Construction and Co-expression of Grass Carp Reovirus VP6 Protein and Enhanced Green Fluorescence Protein in the Insect Cells*
- Received Date: 04 July 2007
- Accepted Date: 08 August 2007
Abstract: Grass carp reovirus (GCRV), a disaster agent to aquatic animals, belongs to Genus Aquareovirus of family Reoviridea. Sequence analysis revealed GCRV genome segment 8 (s8) was 1 296 bp nucleotides in length encoding an inner capsid protein VP6 of about 43kDa. To obtain in vitro non-fusion expression of a GCRV VP6 protein containing a molecular of fluorescence reporter, the recombinant baculovirus, which contained the GCRVs8 and eGFP (enhanced green fluorescence protein) genes, was constructed by using the Bac-to-Bac insect expression system. In this study, the whole GCRVs8 and eGFP genes, amplified by PCR, were constructed into a pFastBacDual vector under polyhedron (PH) and p10 promoters, respectively. The constructed dual recombinant plasmid (pFbDGCRVs8/eGFP) was transformed into DH10Bac cells to obtain recombinant Bacmid (AcGCRVs8/eGFP) by transposition. Finally, the recombinant bacluovirus (vAcGCRVs8/eGFP) was obtained from transfected Sf9 insect cells.

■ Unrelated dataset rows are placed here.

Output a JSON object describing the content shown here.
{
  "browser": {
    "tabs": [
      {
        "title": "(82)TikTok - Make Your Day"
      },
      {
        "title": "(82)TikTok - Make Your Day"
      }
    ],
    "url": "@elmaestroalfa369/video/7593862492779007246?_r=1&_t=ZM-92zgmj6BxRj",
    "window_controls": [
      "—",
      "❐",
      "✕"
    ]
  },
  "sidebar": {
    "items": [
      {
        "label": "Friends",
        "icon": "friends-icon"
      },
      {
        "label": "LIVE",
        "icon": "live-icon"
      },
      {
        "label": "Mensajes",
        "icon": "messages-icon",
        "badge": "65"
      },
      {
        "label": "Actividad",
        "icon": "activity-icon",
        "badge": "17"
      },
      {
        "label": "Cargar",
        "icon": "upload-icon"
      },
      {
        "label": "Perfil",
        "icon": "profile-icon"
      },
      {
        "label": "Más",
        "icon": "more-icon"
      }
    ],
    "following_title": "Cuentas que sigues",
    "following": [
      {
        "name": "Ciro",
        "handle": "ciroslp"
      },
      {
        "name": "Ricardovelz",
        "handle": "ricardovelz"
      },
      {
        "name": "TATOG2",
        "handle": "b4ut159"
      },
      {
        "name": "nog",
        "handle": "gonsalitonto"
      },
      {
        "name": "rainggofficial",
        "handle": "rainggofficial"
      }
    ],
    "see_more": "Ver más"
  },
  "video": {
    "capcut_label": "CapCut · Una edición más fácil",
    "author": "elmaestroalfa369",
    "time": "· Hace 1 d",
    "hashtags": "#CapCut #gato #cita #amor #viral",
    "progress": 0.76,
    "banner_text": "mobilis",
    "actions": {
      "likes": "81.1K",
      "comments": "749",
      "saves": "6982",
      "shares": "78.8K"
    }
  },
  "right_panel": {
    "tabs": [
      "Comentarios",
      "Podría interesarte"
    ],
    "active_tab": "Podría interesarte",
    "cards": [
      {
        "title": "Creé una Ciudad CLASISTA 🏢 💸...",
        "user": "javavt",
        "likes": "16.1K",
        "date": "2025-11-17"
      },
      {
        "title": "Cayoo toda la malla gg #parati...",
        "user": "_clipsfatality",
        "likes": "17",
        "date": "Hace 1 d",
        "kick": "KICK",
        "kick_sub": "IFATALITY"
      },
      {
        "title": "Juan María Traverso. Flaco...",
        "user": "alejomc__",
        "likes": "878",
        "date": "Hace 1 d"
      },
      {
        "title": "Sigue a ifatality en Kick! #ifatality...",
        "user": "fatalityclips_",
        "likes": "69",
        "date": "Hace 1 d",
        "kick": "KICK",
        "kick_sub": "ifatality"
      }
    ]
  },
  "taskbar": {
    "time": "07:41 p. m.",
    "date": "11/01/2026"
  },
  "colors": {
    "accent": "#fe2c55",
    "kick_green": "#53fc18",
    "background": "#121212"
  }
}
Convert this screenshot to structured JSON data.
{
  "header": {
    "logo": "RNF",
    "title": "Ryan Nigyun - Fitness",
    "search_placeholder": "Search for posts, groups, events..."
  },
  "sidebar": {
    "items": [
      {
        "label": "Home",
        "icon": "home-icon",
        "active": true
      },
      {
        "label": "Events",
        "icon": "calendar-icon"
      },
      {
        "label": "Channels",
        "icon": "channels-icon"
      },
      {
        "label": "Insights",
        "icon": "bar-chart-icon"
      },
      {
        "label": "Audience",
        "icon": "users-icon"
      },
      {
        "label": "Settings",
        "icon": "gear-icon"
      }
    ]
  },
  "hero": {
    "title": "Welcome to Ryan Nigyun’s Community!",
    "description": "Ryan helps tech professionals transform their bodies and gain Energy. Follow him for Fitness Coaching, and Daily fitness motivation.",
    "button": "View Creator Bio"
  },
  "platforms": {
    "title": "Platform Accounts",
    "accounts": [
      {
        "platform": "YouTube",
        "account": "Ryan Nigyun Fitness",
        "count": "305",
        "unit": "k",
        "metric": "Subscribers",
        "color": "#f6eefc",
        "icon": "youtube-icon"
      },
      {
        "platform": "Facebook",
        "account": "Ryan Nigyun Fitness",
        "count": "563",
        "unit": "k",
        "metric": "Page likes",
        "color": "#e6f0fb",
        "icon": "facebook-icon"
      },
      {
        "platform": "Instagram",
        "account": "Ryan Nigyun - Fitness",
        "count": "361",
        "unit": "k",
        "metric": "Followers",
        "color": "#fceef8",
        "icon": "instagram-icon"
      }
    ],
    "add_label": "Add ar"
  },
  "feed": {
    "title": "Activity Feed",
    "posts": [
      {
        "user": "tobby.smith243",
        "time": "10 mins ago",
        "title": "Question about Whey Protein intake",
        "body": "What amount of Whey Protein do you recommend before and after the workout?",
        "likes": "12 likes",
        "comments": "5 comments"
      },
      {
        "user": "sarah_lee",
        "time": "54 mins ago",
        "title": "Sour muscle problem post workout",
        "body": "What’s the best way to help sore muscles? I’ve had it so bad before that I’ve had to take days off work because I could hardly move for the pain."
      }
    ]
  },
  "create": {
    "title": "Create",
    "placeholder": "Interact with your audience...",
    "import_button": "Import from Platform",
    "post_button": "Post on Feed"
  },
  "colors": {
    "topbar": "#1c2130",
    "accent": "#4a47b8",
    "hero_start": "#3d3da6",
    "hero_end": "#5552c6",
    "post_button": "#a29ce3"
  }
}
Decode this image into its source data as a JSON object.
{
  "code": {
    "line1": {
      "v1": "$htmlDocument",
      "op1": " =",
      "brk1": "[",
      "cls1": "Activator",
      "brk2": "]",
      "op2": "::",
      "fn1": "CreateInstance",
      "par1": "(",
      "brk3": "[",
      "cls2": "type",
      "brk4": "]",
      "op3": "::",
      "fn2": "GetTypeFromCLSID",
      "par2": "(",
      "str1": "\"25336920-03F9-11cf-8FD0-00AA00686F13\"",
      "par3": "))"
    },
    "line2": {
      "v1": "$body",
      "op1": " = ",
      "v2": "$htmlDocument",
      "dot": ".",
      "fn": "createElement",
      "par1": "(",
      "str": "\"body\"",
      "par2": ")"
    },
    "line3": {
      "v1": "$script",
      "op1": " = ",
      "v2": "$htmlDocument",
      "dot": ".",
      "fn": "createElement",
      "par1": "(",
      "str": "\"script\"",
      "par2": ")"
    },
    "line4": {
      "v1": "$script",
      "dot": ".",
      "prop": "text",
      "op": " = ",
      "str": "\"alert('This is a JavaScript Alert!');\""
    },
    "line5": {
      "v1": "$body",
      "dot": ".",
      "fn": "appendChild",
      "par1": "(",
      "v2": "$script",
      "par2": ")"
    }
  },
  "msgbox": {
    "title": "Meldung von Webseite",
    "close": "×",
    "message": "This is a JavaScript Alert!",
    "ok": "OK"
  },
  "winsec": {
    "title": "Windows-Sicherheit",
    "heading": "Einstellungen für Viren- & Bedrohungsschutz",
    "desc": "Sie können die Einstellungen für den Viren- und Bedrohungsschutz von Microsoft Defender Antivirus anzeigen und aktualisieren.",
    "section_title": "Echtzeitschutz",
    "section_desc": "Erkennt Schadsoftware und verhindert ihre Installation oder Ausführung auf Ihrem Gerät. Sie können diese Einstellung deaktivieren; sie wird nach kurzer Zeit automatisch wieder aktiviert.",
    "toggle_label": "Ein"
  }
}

The green fluorescence that was expressed by transfected Sf9 cells was initially observed 3 days post transfection, and gradually enhanced and extended around 5 days culture in P1(Passage1) stock. The stable high level expression of recombinant protein was observed in P2 and subsequent passage budding virus (BV) stock. Additionally, PCR amplification from P1 and amplified P2 BV stock further confirmed the validity of the dual-recombinant baculovirus. Our results provide a foundation for expression and assembly of the GCRV structural protein in vitro.